I congratulate the sector on what they’ve done. Some $310 billion in exports is the estimate for the last financial year. They broke all records. In the midst of the COVID pandemic, in the midst of what is effectively a worldwide meltdown around the economies of other nations, this country has broken all records for its exports. The sector have managed the pandemic in an incredibly good way. Up until recently, there hadn’t been a single outbreak, not one case. We still have people who are on FIFO, who must cross borders because they have particular skills that can’t be found. The industry has managed to support those cases and to keep those businesses operational.

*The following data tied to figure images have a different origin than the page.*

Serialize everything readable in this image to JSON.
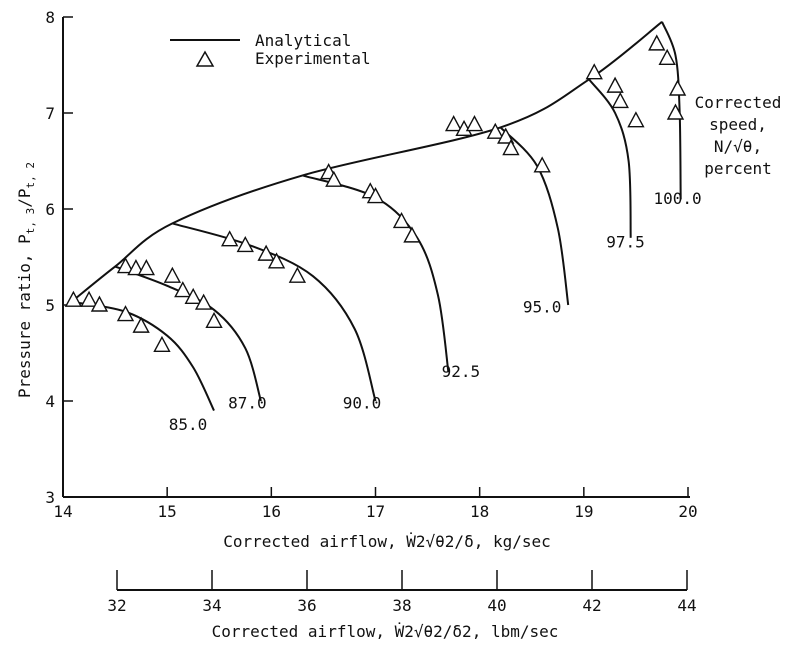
{
  "chart_data": {
    "type": "line",
    "y_axis": {
      "label_main": "Pressure ratio,  P",
      "label_sub1": "t, 3",
      "label_mid": "/P",
      "label_sub2": "t, 2",
      "range": [
        3,
        8
      ],
      "ticks": [
        "3",
        "4",
        "5",
        "6",
        "7",
        "8"
      ]
    },
    "x_axis": {
      "label_pre": "Corrected airflow,  ",
      "label_post": ",  kg/sec",
      "formula": "Ẇ2√θ2/δ",
      "range": [
        14,
        20
      ],
      "ticks": [
        "14",
        "15",
        "16",
        "17",
        "18",
        "19",
        "20"
      ]
    },
    "x_axis_secondary": {
      "label_pre": "Corrected airflow,  ",
      "label_post": ",  lbm/sec",
      "formula": "Ẇ2√θ2/δ2",
      "range": [
        32,
        44
      ],
      "ticks": [
        "32",
        "34",
        "36",
        "38",
        "40",
        "42",
        "44"
      ]
    },
    "legend": [
      {
        "label": "Analytical",
        "symbol": "line"
      },
      {
        "label": "Experimental",
        "symbol": "triangle"
      }
    ],
    "parameter_label": [
      "Corrected",
      "speed,",
      "N/√θ,",
      "percent"
    ],
    "surge_line": [
      [
        14.1,
        5.05
      ],
      [
        14.5,
        5.4
      ],
      [
        15.05,
        5.85
      ],
      [
        16.3,
        6.35
      ],
      [
        18.2,
        6.85
      ],
      [
        19.05,
        7.35
      ],
      [
        19.75,
        7.95
      ]
    ],
    "speed_lines": [
      {
        "name": "85.0",
        "label_at": [
          15.2,
          3.7
        ],
        "points": [
          [
            14.1,
            5.03
          ],
          [
            14.6,
            4.93
          ],
          [
            15.0,
            4.68
          ],
          [
            15.25,
            4.35
          ],
          [
            15.45,
            3.9
          ]
        ]
      },
      {
        "name": "87.0",
        "label_at": [
          15.77,
          3.92
        ],
        "points": [
          [
            14.5,
            5.4
          ],
          [
            15.0,
            5.2
          ],
          [
            15.45,
            4.95
          ],
          [
            15.75,
            4.55
          ],
          [
            15.9,
            4.0
          ]
        ]
      },
      {
        "name": "90.0",
        "label_at": [
          16.87,
          3.92
        ],
        "points": [
          [
            15.05,
            5.85
          ],
          [
            15.8,
            5.62
          ],
          [
            16.4,
            5.3
          ],
          [
            16.8,
            4.75
          ],
          [
            17.0,
            4.0
          ]
        ]
      },
      {
        "name": "92.5",
        "label_at": [
          17.82,
          4.25
        ],
        "points": [
          [
            16.3,
            6.35
          ],
          [
            17.0,
            6.12
          ],
          [
            17.4,
            5.7
          ],
          [
            17.6,
            5.1
          ],
          [
            17.7,
            4.3
          ]
        ]
      },
      {
        "name": "95.0",
        "label_at": [
          18.6,
          4.92
        ],
        "points": [
          [
            18.2,
            6.85
          ],
          [
            18.55,
            6.45
          ],
          [
            18.75,
            5.8
          ],
          [
            18.85,
            5.0
          ]
        ]
      },
      {
        "name": "97.5",
        "label_at": [
          19.4,
          5.6
        ],
        "points": [
          [
            19.05,
            7.35
          ],
          [
            19.3,
            7.0
          ],
          [
            19.43,
            6.5
          ],
          [
            19.45,
            5.7
          ]
        ]
      },
      {
        "name": "100.0",
        "label_at": [
          19.9,
          6.05
        ],
        "points": [
          [
            19.75,
            7.95
          ],
          [
            19.88,
            7.6
          ],
          [
            19.92,
            7.0
          ],
          [
            19.93,
            6.1
          ]
        ]
      }
    ],
    "experimental_points": [
      [
        14.1,
        5.05
      ],
      [
        14.25,
        5.05
      ],
      [
        14.35,
        5.0
      ],
      [
        14.6,
        4.9
      ],
      [
        14.75,
        4.78
      ],
      [
        14.95,
        4.58
      ],
      [
        14.6,
        5.4
      ],
      [
        14.7,
        5.38
      ],
      [
        14.8,
        5.38
      ],
      [
        15.05,
        5.3
      ],
      [
        15.15,
        5.15
      ],
      [
        15.25,
        5.08
      ],
      [
        15.35,
        5.02
      ],
      [
        15.45,
        4.83
      ],
      [
        15.6,
        5.68
      ],
      [
        15.75,
        5.62
      ],
      [
        15.95,
        5.53
      ],
      [
        16.05,
        5.45
      ],
      [
        16.25,
        5.3
      ],
      [
        16.55,
        6.38
      ],
      [
        16.6,
        6.3
      ],
      [
        16.95,
        6.18
      ],
      [
        17.0,
        6.13
      ],
      [
        17.25,
        5.87
      ],
      [
        17.35,
        5.72
      ],
      [
        17.75,
        6.88
      ],
      [
        17.85,
        6.83
      ],
      [
        17.95,
        6.88
      ],
      [
        18.15,
        6.8
      ],
      [
        18.25,
        6.75
      ],
      [
        18.3,
        6.63
      ],
      [
        18.6,
        6.45
      ],
      [
        19.1,
        7.42
      ],
      [
        19.3,
        7.28
      ],
      [
        19.35,
        7.12
      ],
      [
        19.5,
        6.92
      ],
      [
        19.7,
        7.72
      ],
      [
        19.8,
        7.57
      ],
      [
        19.9,
        7.25
      ],
      [
        19.88,
        7.0
      ]
    ]
  }
}
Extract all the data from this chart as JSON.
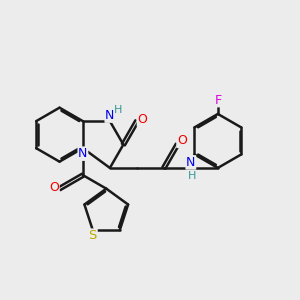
{
  "background_color": "#ececec",
  "bond_color": "#1a1a1a",
  "bond_width": 1.8,
  "atom_colors": {
    "N": "#0000ee",
    "O": "#ee0000",
    "S": "#bbaa00",
    "F": "#dd00dd",
    "H": "#339999",
    "C": "#1a1a1a"
  },
  "figsize": [
    3.0,
    3.0
  ],
  "dpi": 100
}
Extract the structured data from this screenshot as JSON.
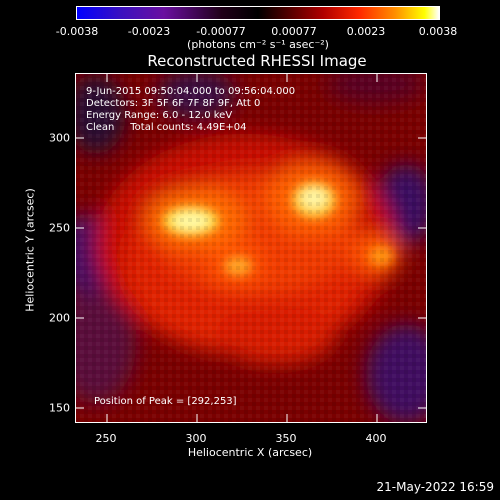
{
  "colorbar": {
    "ticks": [
      "-0.0038",
      "-0.0023",
      "-0.00077",
      "0.00077",
      "0.0023",
      "0.0038"
    ],
    "units": "(photons cm⁻² s⁻¹ asec⁻²)"
  },
  "title": "Reconstructed RHESSI Image",
  "info": {
    "time_range": "9-Jun-2015 09:50:04.000 to 09:56:04.000",
    "detectors": "Detectors: 3F 5F 6F 7F 8F 9F, Att 0",
    "energy": "Energy Range: 6.0 - 12.0 keV",
    "clean": "Clean     Total counts: 4.49E+04",
    "peak": "Position of Peak = [292,253]"
  },
  "axes": {
    "xlabel": "Heliocentric X (arcsec)",
    "ylabel": "Heliocentric Y (arcsec)",
    "xticks": [
      "250",
      "300",
      "350",
      "400"
    ],
    "yticks": [
      "300",
      "250",
      "200",
      "150"
    ]
  },
  "timestamp": "21-May-2022 16:59"
}
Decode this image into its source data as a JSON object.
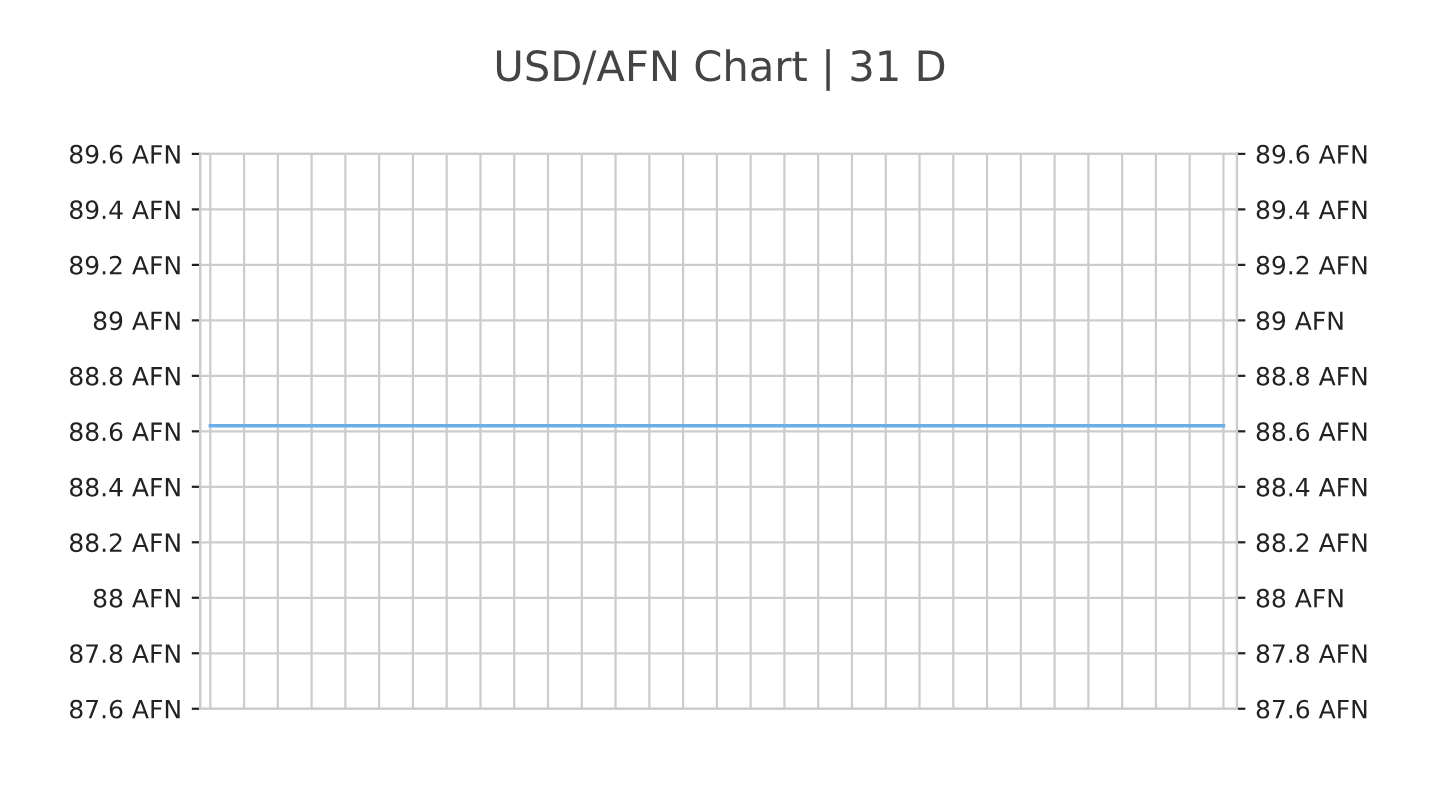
{
  "chart_data": {
    "type": "line",
    "title": "USD/AFN Chart | 31 D",
    "categories": [
      null,
      null,
      null,
      null,
      null,
      null,
      null,
      null,
      null,
      null,
      null,
      null,
      null,
      null,
      null,
      null,
      null,
      null,
      null,
      null,
      null,
      null,
      null,
      null,
      null,
      null,
      null,
      null,
      null,
      null,
      null
    ],
    "series": [
      {
        "color": "#6aaee8",
        "values": [
          88.62,
          88.62,
          88.62,
          88.62,
          88.62,
          88.62,
          88.62,
          88.62,
          88.62,
          88.62,
          88.62,
          88.62,
          88.62,
          88.62,
          88.62,
          88.62,
          88.62,
          88.62,
          88.62,
          88.62,
          88.62,
          88.62,
          88.62,
          88.62,
          88.62,
          88.62,
          88.62,
          88.62,
          88.62,
          88.62,
          88.62
        ]
      }
    ],
    "ylim": [
      87.6,
      89.6
    ],
    "yticks": [
      {
        "value": 87.6,
        "label": "87.6 AFN"
      },
      {
        "value": 87.8,
        "label": "87.8 AFN"
      },
      {
        "value": 88,
        "label": "88 AFN"
      },
      {
        "value": 88.2,
        "label": "88.2 AFN"
      },
      {
        "value": 88.4,
        "label": "88.4 AFN"
      },
      {
        "value": 88.6,
        "label": "88.6 AFN"
      },
      {
        "value": 88.8,
        "label": "88.8 AFN"
      },
      {
        "value": 89,
        "label": "89 AFN"
      },
      {
        "value": 89.2,
        "label": "89.2 AFN"
      },
      {
        "value": 89.4,
        "label": "89.4 AFN"
      },
      {
        "value": 89.6,
        "label": "89.6 AFN"
      }
    ],
    "y2lim": [
      87.6,
      89.6
    ],
    "y2ticks": [
      {
        "value": 87.6,
        "label": "87.6 AFN"
      },
      {
        "value": 87.8,
        "label": "87.8 AFN"
      },
      {
        "value": 88,
        "label": "88 AFN"
      },
      {
        "value": 88.2,
        "label": "88.2 AFN"
      },
      {
        "value": 88.4,
        "label": "88.4 AFN"
      },
      {
        "value": 88.6,
        "label": "88.6 AFN"
      },
      {
        "value": 88.8,
        "label": "88.8 AFN"
      },
      {
        "value": 89,
        "label": "89 AFN"
      },
      {
        "value": 89.2,
        "label": "89.2 AFN"
      },
      {
        "value": 89.4,
        "label": "89.4 AFN"
      },
      {
        "value": 89.6,
        "label": "89.6 AFN"
      }
    ],
    "grid": true,
    "marker": "none",
    "line_style": "solid"
  }
}
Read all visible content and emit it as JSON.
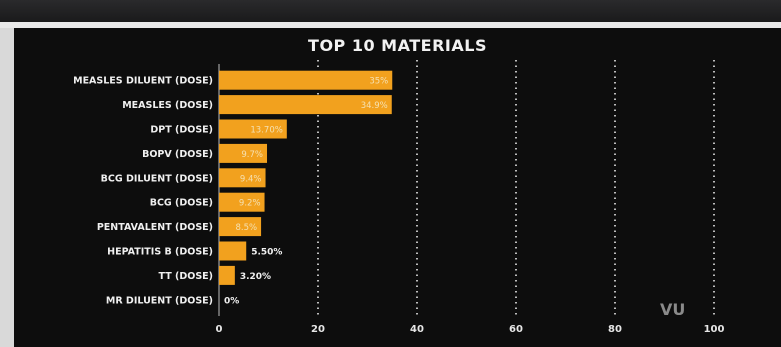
{
  "watermark": "VU",
  "chart_data": {
    "type": "bar",
    "orientation": "horizontal",
    "title": "TOP 10 MATERIALS",
    "xlabel": "",
    "ylabel": "",
    "xlim": [
      0,
      100
    ],
    "xticks": [
      0,
      20,
      40,
      60,
      80,
      100
    ],
    "grid": "vertical dotted",
    "bar_color": "#f2a11e",
    "categories": [
      "MEASLES DILUENT (DOSE)",
      "MEASLES (DOSE)",
      "DPT (DOSE)",
      "BOPV (DOSE)",
      "BCG DILUENT (DOSE)",
      "BCG (DOSE)",
      "PENTAVALENT (DOSE)",
      "HEPATITIS B (DOSE)",
      "TT (DOSE)",
      "MR DILUENT (DOSE)"
    ],
    "values": [
      35,
      34.9,
      13.7,
      9.7,
      9.4,
      9.2,
      8.5,
      5.5,
      3.2,
      0
    ],
    "labels": [
      "35%",
      "34.9%",
      "13.70%",
      "9.7%",
      "9.4%",
      "9.2%",
      "8.5%",
      "5.50%",
      "3.20%",
      "0%"
    ]
  }
}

And yet, what we have in those opposite is the member for Ballarat, who wants to come in and intimate something about a program for which I’m responsible and try to lay it at the feet of the minister for energy. The minister for energy is not the decision-maker; I am. And I stand by those decisions. They are the right decisions for this country, because they will bring forward investment, they will bring forward jobs and they will bring forward opportunities. As we come out of the COVID pandemic, and as we see the light at the end of the tunnel, it is jobs like these and resource projects like these that will make a real difference to our country into the future. I continue to stand by the sector and what we are doing, and I will always do that.